I'm a great reader but in recent years I have noticed that too much of my reading is casual browsing of the Internet. I browse several newspapers every morning then a dozen blogs. Along with email and text messages, that takes a lot of time. I read on my Kindle as well, but that is usually light fiction (though I have been re-reading Basic Economics by Thomas Sowell recently). So when Paul Johnson came to mind recently I decided to commit to re-reading his excellent Art: A New History which I will be doing an hour each morning. It is a large, splendid book though lacking, for budgetary reasons a lot of scholarly apparatus like footnotes and bibliography. But it does have an index. It is very readable and written from what I think is a reasonable point of view--that is, it is not all about identity politics, political correctness and who oppressed whom.

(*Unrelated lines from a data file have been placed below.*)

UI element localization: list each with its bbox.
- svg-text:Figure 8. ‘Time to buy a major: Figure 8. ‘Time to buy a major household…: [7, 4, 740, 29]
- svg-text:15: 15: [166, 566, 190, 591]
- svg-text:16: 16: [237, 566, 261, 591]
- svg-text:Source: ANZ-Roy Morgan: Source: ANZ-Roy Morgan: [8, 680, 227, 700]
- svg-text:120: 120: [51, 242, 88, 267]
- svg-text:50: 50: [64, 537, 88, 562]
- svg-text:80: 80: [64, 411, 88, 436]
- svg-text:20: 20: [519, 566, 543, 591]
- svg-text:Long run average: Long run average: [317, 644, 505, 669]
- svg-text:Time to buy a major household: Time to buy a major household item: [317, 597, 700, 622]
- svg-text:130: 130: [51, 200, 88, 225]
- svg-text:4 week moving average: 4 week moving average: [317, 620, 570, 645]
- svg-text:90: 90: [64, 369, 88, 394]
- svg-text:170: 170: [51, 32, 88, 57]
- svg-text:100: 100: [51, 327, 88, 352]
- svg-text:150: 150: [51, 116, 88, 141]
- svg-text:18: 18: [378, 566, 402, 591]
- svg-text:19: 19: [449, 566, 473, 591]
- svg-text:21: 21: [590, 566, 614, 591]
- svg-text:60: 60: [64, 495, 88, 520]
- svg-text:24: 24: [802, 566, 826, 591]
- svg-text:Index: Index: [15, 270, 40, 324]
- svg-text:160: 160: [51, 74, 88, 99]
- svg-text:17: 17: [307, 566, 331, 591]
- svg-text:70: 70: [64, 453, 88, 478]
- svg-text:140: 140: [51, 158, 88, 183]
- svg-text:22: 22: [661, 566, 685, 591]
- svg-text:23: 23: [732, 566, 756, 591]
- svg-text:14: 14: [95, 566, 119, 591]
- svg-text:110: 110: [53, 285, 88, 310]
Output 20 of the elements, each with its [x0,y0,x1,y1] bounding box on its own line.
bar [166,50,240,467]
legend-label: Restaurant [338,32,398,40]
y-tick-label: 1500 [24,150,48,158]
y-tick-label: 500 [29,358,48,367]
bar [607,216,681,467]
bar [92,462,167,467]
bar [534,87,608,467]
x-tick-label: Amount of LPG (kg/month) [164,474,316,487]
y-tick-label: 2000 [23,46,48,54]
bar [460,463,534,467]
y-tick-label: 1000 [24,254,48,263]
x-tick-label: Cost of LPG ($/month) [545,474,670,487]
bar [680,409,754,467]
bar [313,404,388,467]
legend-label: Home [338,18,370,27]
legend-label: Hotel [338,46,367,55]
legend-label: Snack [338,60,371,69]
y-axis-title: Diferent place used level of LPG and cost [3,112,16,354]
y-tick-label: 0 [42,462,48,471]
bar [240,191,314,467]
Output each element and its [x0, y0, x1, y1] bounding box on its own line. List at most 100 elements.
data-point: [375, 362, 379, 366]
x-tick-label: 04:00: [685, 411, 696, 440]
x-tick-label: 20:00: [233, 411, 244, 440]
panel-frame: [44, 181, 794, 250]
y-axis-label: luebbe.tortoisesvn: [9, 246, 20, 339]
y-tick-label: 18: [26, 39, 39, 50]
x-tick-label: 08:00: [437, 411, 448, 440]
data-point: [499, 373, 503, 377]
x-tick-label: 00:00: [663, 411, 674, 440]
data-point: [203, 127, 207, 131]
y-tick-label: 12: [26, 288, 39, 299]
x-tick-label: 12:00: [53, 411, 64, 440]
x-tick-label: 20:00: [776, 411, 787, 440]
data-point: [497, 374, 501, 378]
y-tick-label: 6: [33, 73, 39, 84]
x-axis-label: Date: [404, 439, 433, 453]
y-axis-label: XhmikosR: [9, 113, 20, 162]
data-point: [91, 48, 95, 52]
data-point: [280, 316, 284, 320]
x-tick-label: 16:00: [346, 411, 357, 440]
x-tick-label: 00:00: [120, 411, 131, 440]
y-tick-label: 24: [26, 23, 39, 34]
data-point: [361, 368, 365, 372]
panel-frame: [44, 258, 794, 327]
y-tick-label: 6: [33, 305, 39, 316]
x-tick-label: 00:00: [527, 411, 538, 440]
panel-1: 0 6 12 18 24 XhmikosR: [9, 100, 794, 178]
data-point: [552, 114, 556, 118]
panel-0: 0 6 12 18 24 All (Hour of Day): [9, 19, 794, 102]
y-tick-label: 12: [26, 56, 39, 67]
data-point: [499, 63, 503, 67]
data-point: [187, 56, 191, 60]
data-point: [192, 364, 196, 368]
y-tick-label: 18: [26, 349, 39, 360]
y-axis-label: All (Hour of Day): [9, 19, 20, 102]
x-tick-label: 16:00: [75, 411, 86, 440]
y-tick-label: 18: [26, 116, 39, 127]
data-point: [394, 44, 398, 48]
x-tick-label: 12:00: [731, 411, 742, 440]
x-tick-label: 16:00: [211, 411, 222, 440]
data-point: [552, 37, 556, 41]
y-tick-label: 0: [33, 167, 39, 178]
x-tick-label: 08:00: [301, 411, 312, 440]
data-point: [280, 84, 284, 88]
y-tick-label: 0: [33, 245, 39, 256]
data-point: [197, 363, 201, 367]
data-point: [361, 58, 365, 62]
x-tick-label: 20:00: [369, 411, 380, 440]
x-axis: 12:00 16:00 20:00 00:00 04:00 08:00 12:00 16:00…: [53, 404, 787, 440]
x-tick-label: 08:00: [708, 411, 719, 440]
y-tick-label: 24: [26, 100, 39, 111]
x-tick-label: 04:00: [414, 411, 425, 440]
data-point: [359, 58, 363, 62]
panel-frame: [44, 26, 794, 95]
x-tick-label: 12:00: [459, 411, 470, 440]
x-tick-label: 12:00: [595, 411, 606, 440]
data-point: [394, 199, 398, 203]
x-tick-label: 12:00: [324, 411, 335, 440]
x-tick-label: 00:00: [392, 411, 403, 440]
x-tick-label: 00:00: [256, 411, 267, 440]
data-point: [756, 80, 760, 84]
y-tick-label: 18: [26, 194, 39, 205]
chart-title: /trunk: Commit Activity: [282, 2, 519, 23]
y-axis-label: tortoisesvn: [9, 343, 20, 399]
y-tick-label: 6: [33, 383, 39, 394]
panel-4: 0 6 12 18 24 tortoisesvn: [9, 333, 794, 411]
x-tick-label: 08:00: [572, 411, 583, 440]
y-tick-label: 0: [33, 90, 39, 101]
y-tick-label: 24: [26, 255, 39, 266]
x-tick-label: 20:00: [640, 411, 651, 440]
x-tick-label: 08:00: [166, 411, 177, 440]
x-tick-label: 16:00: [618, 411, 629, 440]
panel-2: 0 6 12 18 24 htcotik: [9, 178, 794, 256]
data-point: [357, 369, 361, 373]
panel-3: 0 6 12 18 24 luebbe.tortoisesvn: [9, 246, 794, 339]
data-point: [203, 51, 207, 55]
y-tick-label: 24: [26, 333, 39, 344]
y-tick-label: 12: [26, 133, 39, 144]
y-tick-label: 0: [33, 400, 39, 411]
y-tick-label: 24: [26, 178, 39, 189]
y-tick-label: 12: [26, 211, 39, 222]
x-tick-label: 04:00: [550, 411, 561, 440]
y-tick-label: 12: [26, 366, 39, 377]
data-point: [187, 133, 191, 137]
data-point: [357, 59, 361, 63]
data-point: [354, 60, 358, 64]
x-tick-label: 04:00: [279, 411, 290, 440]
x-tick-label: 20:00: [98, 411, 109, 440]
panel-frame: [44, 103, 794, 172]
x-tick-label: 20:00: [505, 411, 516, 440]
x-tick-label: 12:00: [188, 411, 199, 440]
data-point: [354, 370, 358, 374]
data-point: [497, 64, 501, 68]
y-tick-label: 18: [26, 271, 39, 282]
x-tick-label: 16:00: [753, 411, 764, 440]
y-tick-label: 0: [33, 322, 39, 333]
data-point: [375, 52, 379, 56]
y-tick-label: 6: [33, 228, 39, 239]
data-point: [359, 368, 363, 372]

It is, instead, a well-researched survey of art in human history attempting to see each civilization and culture from the inside on its own terms while not shying away from aesthetic evaluation. Re-reading it now (I first read it over a decade ago as it was published in 2003) I delight in immersing myself in the art of distant times and cultures. When we ignore history, as we seem to be doing now, we grossly impoverish ourselves. Here is one of the excellent illustrations: the pharoah Mycerenus, his goddess-mentor and wife.
Ancient Egyptian artists were not very individual as they followed, for thousands of years, a very strict set of aesthetic conventions, but they were masterful stone carvers.
I see that the book seems to be out of print, but you can purchase a used hardcover copy very cheaply at Amazon.